Characteristics of An Ultra-large-scale System
Ultra-large-scale systems hold the characteristics of systems of systems (systems that have: operationally independent sub-systems; managerially independent components and sub-systems; evolutionary development; emergent behavior; and geographic distribution). But in addition to these, the Northrop report argues that a ULSS will:
- Have decentralized data, development, evolution and operational control
- Address inherently conflicting, unknowable, and diverse requirements
- Evolve continuously while it is operating, with different capabilities being deployed and removed
- Contain heterogeneous, inconsistent and changing elements
- Erode the people system boundary. People will not just be users, but elements of the system and affecting its overall emergent behavior.
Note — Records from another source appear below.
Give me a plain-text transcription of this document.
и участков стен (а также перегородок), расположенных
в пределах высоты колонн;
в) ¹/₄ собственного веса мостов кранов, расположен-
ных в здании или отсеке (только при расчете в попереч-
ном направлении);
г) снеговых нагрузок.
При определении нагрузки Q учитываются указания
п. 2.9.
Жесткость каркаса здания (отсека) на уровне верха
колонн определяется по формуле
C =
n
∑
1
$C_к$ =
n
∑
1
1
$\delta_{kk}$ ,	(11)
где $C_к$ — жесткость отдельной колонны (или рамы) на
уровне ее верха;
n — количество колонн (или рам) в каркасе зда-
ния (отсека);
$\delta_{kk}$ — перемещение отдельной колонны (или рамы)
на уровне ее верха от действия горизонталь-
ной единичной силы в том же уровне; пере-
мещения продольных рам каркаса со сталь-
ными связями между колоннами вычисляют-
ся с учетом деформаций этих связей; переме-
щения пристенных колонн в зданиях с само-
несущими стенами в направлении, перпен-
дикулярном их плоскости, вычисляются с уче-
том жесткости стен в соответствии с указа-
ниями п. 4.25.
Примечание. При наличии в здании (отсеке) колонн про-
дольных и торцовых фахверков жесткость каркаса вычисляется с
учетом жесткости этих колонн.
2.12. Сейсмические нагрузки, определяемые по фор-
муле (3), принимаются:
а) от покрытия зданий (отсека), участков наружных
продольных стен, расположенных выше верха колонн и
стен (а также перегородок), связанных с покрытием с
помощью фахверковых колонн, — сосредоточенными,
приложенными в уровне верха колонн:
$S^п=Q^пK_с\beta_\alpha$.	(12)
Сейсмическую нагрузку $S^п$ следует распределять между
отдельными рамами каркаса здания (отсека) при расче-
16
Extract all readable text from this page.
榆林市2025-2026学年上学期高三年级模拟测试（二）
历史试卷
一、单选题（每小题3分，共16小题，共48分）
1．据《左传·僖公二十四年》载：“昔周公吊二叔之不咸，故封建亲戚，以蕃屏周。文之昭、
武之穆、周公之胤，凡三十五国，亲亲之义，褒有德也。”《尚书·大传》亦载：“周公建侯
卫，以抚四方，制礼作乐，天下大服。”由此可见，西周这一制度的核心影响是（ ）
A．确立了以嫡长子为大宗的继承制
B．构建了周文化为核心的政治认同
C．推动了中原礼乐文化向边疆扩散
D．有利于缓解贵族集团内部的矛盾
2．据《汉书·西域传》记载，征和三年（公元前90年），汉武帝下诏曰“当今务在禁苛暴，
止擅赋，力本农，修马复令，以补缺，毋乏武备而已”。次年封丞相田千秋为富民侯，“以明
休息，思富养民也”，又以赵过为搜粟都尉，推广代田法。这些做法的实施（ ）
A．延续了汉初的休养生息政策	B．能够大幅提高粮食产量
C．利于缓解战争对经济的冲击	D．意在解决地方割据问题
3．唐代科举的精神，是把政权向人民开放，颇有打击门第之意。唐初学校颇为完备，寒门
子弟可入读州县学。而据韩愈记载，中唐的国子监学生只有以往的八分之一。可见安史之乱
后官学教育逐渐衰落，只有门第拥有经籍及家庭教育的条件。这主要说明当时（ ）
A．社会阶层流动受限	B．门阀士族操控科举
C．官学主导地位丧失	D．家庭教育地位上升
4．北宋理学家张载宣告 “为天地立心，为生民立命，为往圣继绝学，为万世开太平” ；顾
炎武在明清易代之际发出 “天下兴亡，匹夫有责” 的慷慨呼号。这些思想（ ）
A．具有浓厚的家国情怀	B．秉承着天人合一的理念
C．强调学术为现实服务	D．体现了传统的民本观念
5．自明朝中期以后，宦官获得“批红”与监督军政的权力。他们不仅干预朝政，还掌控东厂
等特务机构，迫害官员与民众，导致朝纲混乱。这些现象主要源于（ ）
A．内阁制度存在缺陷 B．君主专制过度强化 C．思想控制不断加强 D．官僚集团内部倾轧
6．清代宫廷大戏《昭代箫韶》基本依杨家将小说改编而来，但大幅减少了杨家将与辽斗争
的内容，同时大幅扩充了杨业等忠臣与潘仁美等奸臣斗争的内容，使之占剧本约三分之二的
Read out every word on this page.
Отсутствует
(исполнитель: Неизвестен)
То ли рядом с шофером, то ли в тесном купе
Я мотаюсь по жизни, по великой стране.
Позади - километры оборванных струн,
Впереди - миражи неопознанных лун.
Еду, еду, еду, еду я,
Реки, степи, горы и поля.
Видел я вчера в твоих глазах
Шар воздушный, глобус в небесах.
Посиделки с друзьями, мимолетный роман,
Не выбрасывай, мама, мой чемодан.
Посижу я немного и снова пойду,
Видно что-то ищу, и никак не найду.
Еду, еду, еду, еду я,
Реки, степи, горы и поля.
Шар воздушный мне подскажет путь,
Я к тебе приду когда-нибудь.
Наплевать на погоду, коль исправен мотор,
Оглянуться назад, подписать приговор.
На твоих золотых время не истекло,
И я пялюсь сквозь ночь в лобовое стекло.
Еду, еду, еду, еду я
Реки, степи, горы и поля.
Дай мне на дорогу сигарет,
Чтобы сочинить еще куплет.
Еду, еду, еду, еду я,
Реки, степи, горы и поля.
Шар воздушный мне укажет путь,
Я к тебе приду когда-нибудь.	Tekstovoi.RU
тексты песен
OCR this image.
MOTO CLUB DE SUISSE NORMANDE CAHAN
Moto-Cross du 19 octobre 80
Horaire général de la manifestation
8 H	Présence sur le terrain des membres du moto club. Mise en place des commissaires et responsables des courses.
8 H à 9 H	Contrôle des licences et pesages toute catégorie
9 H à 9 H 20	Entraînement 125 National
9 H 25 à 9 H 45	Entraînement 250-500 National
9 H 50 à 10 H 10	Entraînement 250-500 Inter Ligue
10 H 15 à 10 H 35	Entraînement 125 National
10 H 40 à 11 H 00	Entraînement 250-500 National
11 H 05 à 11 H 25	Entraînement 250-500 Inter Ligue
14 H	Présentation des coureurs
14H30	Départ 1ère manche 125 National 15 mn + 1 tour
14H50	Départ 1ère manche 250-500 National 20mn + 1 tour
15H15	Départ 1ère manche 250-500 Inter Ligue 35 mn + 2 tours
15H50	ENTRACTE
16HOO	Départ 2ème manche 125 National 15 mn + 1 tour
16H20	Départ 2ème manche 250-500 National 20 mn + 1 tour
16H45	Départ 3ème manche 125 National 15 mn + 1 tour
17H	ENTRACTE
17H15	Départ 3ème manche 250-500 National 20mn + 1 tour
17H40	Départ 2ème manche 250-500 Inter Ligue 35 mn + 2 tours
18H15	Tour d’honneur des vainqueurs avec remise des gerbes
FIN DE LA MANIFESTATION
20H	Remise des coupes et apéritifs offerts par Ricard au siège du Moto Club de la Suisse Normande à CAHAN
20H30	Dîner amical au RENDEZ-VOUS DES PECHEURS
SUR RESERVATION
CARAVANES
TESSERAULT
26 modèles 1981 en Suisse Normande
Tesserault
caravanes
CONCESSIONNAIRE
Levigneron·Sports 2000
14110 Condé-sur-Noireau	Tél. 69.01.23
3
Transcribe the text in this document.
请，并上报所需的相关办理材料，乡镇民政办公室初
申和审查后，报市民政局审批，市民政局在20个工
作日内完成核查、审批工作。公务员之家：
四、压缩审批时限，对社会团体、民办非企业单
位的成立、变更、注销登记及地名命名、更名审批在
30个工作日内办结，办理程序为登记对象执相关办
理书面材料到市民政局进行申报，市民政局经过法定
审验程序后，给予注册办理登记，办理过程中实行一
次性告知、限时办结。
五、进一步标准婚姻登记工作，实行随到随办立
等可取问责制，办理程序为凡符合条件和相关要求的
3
- Encounter failure as the norm, rather than the exception, with it being extremely unlikely that all components are functioning at any one time
- Require new paradigms for acquisition and policy, and new methods for control
The Northrop report states that "the sheer scale of ULS systems will change everything. ULS systems will necessarily be decentralized in a variety of ways, developed and used by a wide variety of stakeholders with conflicting needs, evolving continuously, and constructed from heterogeneous parts. People will not just be users of a ULS system; they will be elements of the system. The realities of software and hardware failures will be fundamentally integrated into the design and operation of ULS systems. The acquisition of a ULS system will be simultaneous with its operation and will require new methods for control. In ULS systems, these characteristics will dominate. Consequently, ULS systems will place unprecedented demands on software acquisition, production, deployment, management, documentation, usage, and evolution practices."